CONSELHO DA COMUNIDADE
Composto por lideranças representativas da sociedade, não ocupantes de cargo eletivo, totalizando 14 membros, a iniciativa tem o objetivo de debater, discutir e opinar sobre pautas e temas de relevância local e regional, que impactam na vida dos cidadãos, levantados semanalmente pelo Portal aRede e pelo Jornal da Manhã, com a divulgação em formato de vídeo e/ou artigo.
Conheça mais detalhes dos membros do 'Conselho da Comunidade' acessando outras notícias sobre o projeto.

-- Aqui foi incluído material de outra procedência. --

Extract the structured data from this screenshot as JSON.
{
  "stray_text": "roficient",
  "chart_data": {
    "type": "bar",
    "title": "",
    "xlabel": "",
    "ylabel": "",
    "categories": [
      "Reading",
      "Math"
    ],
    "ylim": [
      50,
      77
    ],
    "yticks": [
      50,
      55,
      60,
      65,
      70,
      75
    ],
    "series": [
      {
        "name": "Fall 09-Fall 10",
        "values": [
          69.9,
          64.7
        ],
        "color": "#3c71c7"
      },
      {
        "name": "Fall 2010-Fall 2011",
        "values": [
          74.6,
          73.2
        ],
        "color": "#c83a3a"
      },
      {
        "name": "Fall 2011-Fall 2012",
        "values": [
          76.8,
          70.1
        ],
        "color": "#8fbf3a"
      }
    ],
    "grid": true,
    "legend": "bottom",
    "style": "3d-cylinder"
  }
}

LEIA ABAIXO UM RESUMO DA NOTÍCIA
- Sinergia entre Economia e Meio Ambiente: a conselheira defende que o desenvolvimento econômico e a infraestrutura dos Campos Gerais devem avançar em harmonia com os sistemas naturais. Para a especialista, o planejamento regional precisa considerar o solo, a água e a biodiversidade local como ativos que garantem a longevidade e a viabilidade dos novos empreendimentos;
- Bem-Estar Animal como Eixo Sustentável: Érika destaca que o bem-estar animal é um pilar da sustentabilidade e da ética produtiva. Ao reconhecer os animais como seres sencientes e parte ativa do sistema rural, ela argumenta que o manejo adequado e os cuidados com a saúde animal não apenas reduzem perdas, mas também valorizam a agricultura familiar e atendem às exigências de mercados globais mais responsáveis;
- Educação como Ferramenta de Transformação: o artigo enfatiza a importância do letramento animalista e da educação ambiental desde as escolas. Segundo a doutora, essa integração pedagógica é fundamental para aproximar as realidades urbana e rural, promovendo uma consciência coletiva sobre a interdependência entre humanos, animais e natureza para a construção de um futuro regional equilibrado.